SheetJS / js-codepage

:currency_exchange: Codepages for JS
http://sheetjs.com
Apache License 2.0
151 stars 39 forks source link

The file is huge #1

Closed Vanuan closed 10 years ago

Vanuan commented 11 years ago

Is there a way to reduce the disk footprint? For example, adding separate scripts for encoding/decoding, using raw characters instead of number strings, using a minifier, etc.

As a side note, it might also be useful to introduce an efficient decoding function, e.g.:

cp.decode('ÇÈÉÊ', 1251)

It might be even possible to just use arrays. Index would be the character code. Although it would result in a waste of space for the first 127 characters, so it's comparable to using objects.

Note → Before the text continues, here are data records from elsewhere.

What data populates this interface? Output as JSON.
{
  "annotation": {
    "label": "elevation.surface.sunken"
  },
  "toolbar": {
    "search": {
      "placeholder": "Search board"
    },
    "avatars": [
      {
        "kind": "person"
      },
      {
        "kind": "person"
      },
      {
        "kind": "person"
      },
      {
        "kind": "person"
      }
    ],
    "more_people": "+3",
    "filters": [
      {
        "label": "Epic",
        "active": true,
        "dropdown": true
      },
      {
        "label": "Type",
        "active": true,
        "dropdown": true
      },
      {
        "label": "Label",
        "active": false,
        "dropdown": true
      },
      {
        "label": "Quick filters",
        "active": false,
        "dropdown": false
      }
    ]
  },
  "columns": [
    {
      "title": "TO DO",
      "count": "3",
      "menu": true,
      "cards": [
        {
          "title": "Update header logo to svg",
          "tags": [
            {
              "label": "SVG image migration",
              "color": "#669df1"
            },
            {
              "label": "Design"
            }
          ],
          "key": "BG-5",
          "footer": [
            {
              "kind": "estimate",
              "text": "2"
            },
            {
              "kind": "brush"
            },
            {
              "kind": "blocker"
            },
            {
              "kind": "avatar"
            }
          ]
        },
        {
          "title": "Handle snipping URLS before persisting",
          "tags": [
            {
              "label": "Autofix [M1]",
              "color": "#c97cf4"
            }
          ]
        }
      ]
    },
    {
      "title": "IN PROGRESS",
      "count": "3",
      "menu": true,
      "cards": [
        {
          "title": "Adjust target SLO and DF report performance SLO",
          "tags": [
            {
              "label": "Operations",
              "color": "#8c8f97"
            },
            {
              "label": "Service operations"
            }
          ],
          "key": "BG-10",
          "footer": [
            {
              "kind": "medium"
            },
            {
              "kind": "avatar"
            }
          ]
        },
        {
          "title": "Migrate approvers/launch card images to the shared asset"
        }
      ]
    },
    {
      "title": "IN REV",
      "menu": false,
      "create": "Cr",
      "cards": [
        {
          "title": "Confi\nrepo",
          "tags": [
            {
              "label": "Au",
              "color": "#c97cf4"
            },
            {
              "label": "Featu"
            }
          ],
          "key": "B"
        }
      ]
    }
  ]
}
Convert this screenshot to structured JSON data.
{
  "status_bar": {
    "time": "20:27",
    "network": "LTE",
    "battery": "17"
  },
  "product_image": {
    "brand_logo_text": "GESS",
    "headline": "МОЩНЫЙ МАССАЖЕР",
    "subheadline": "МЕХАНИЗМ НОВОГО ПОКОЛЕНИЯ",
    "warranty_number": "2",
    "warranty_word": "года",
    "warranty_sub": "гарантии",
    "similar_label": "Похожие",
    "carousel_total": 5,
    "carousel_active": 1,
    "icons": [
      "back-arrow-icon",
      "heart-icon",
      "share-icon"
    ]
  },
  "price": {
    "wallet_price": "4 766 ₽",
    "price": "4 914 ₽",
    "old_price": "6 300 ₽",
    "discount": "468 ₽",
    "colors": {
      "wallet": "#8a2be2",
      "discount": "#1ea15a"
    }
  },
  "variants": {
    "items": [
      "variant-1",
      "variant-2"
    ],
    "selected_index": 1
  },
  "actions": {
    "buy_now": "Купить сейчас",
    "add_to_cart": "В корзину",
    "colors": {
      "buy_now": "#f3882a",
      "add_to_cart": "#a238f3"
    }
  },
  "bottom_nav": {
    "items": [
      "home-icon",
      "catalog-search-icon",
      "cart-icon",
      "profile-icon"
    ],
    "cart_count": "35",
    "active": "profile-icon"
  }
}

Vanuan commented 11 years ago

Of course, DBCS needs a separate treatment. I just meant to say that one byte encodings has more efficient way of storing the same data. Compare this:

var table = {
"1251":[1026,1027,8218,1107,8222,8230,8224,8225,8364,8240,1033,8249,1034,1036,1035,1039,1106,
8216,8217,8220,8221,8226,8211,8212,152,8482,1113,8250,1114,1116,1115,1119,160,1038,1118,1032,
164,1168,166,167,1025,169,1028,171,172,173,174,1031,176,177,1030,1110,1169,181,182,183,1105,
8470,1108,187,1112,1029,1109,1111,1040,1041,1042,1043,1044,1045,1046,1047,1048,1049,1050,
1051,1052,1053,1054,1055,1056,1057,1058,1059,1060,1061,1062,1063,1064,1065,1066,1067,1068,
1069,1070,1071,1072,1073,1074,1075,1076,1077,1078,1079,1080,1081,1082,1083,1084,1085,1086,
1087,1088,1089,1090,1091,1092,1093,1094,1095,1096,1097,1098,1099,1100,1101,1102,1103],
...
}

to the object mapping equivalent. It is at least 4 times less. It just needs a bit of code:

function decode(string, codepage) {
  var indexes = table[codepage], decoded = "";
  for (var i = 0; i < string.length; ++i) {
    if (string[i].charCodeAt(0) < 128) {
      decoded += string[i];
    } else {
      decoded += String.fromCharCode(indexes[string[i].charCodeAt(0) - 128]);
    }
  }
  return decoded;
}
nonchalance commented 11 years ago

expanding on @Vanuan suggestion, the encode/decode should accept/return either nodejs Buffers or Strings

SheetJSDev commented 10 years ago

@Vanuan separate source files are available for individual codepages. For a tight solution, you can string them together. The utils functions from cputils.js work just as well with the individual scripts as with the monster script.